SCD Type 2 (Create New Row):

A new row is created for every change, maintaining historical values.

from pyspark.sql.functions import col, current_date

# Simulate SCD Type 2 (Adding historical record)
dim_customer_scd2_df = dim_customer_df.withColumn("start_date", current_date()).withColumn("end_date", lit(None))

dim_customer_scd2_df.show()

SCD Type 3 (Partial History):

Store only the most recent change and the previous value.

# Example: SCD Type 3 (Partial History) for customer city
dim_customer_scd3_df = dim_customer_df.withColumn("previous_city", lit("OldCity"))

dim_customer_scd3_df.show()

Dimensional Modeling Process

  1. Choose the business process (e.g., Sales).
  2. Declare the grain (level of detail needed, e.g., one record per order or per item in an order).
  3. Identify dimensions (e.g., customer, time).
  4. Identify facts (e.g., sales amount, units sold).

Fact Table Design and Optimization

Fact tables are typically large because they store transaction data. It's important to choose the correct grain to minimize the data volume and optimize queries.

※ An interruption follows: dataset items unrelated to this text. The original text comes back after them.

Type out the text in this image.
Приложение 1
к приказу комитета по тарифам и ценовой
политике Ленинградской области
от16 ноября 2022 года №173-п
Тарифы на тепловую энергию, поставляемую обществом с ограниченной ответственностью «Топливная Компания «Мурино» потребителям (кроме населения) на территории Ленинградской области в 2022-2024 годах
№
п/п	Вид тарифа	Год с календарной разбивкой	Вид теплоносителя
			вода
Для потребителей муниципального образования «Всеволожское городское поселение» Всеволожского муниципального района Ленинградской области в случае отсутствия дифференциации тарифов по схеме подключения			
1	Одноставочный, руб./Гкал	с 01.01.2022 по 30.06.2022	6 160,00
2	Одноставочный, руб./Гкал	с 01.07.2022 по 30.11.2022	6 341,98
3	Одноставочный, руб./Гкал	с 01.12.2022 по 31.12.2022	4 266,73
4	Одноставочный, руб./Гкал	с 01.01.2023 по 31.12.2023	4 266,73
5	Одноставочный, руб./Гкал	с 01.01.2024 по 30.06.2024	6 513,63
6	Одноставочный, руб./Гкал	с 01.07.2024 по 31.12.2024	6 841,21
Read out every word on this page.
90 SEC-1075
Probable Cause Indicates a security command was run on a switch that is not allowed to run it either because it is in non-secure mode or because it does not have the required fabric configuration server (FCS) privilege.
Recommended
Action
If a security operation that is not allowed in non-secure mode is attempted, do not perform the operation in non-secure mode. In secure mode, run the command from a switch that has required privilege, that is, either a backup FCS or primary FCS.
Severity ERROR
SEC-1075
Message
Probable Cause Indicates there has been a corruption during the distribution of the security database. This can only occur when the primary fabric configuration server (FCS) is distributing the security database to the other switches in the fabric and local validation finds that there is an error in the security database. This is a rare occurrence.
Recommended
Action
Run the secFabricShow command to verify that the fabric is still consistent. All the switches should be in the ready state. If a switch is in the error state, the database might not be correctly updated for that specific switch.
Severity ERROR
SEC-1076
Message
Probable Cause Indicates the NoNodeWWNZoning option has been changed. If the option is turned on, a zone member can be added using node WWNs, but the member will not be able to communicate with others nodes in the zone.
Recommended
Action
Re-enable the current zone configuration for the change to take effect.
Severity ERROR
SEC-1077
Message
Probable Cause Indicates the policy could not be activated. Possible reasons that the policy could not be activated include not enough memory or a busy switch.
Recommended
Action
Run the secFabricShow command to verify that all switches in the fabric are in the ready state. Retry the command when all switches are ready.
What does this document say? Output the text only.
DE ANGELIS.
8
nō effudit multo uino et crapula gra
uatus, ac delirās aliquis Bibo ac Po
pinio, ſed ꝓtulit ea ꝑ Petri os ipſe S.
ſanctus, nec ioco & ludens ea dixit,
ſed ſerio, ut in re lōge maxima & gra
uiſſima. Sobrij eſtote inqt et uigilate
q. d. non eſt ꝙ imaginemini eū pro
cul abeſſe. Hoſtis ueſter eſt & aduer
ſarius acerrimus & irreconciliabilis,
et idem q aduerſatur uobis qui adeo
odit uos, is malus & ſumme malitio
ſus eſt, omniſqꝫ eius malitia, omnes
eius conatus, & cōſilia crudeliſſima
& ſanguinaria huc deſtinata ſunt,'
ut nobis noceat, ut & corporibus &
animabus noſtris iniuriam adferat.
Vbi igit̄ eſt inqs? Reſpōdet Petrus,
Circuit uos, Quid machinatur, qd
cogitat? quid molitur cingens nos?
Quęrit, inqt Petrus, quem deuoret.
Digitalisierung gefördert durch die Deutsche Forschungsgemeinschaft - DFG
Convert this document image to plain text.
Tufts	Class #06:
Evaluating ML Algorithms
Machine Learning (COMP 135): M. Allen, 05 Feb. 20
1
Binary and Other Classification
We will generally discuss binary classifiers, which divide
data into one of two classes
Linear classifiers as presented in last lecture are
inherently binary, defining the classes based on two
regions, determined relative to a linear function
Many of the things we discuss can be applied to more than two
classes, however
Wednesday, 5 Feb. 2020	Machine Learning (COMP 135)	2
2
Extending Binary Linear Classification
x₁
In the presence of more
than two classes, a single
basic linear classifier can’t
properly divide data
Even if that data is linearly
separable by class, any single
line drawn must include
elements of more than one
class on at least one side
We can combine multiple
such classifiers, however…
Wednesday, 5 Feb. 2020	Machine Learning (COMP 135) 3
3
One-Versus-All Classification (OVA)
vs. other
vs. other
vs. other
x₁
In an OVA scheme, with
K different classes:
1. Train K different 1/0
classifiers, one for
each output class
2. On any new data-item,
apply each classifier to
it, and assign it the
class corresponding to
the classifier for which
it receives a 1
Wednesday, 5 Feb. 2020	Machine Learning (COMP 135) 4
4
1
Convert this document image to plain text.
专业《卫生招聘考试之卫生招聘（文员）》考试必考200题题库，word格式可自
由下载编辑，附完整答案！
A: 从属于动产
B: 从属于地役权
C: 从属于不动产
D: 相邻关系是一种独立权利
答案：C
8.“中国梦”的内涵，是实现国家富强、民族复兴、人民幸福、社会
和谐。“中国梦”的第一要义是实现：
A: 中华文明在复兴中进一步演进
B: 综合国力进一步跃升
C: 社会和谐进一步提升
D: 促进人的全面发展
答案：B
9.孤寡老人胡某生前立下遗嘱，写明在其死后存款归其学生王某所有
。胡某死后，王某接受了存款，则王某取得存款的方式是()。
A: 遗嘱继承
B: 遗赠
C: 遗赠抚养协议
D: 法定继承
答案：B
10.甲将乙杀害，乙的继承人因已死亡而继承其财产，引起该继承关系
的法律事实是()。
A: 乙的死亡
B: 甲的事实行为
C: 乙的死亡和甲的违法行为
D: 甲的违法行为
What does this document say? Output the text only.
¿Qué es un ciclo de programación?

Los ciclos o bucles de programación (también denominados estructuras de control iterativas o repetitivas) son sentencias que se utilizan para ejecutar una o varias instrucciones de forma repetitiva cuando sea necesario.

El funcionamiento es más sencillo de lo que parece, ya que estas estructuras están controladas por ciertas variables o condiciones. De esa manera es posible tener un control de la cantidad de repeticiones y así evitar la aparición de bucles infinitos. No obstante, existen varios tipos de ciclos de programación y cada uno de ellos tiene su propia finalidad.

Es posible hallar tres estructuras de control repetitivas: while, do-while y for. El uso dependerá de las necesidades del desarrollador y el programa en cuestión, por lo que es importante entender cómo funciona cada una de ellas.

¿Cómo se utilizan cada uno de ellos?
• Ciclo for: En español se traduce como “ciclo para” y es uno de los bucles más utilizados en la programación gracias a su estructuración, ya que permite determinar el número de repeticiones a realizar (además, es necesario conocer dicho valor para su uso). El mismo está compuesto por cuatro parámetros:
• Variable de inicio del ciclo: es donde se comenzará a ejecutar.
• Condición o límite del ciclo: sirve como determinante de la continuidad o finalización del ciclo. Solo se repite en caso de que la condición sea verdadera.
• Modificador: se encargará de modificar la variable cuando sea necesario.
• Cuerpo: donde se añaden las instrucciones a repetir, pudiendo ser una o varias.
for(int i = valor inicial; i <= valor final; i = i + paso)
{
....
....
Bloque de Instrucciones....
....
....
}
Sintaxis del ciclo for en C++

  • One Big Table (OBT): This concept stores all data in a single table, without separating facts and dimensions. While it simplifies querying (as no joins are required), it leads to redundancy, storage issues, and performance degradation over time.

SCD Type 2 in PySpark

To implement SCD Type 2, you can track changes to data by adding new rows whenever a change occurs. PySpark is typically used for handling large datasets efficiently in a distributed manner.

Example of an SCD Type 2 implementation in PySpark:

  1. Create Source and Target folders in HDFS.
  2. Load the source file (e.g., customer.csv) into a DataFrame.
  3. Transform data to identify changes, and insert the new data with the change history into the target.

By following this structure, you can efficiently manage historical data and keep track of changes over time.

Dimensional modeling, Surrogate Keys, Snowflake Schema, Slowly Changing Dimensions (SCD), and optimizations using PySpark.

Optimizing Fact Tables:

As fact tables grow, the number of joins can significantly impact query performance. It’s a good practice to pre-process the fact tables for optimization using bucketing or partitioning.

Bucketing:

Bucketing can optimize the performance of joins.

# Example: Bucketing Fact Table by product_id
fact_sales_df.write.bucketBy(10, "product_id").saveAsTable("bucketed_sales")

One Big Table (OBT):

The "One Big Table" concept stores all data in a single, large table without separate fact and dimension tables.

Example:

# Example: One Big Table
one_big_table = fact_sales_df.join(dim_product_df, "product_id").join(dim_customer_df, "customer_id").join(dim_date_df, "date_id")

one_big_table.show()

Conclusion:

These modeling techniques—fact and dimension tables, surrogate keys, snowflake schema, and slowly changing dimensions—are essential for structuring data efficiently for reporting and analysis. By using techniques like bucketing and partitioning, you can optimize performance for larger datasets, making it easier for business analysts and engineers to work with data.

This set of concepts forms the foundation for building robust data models that enable faster, more efficient querying and reporting.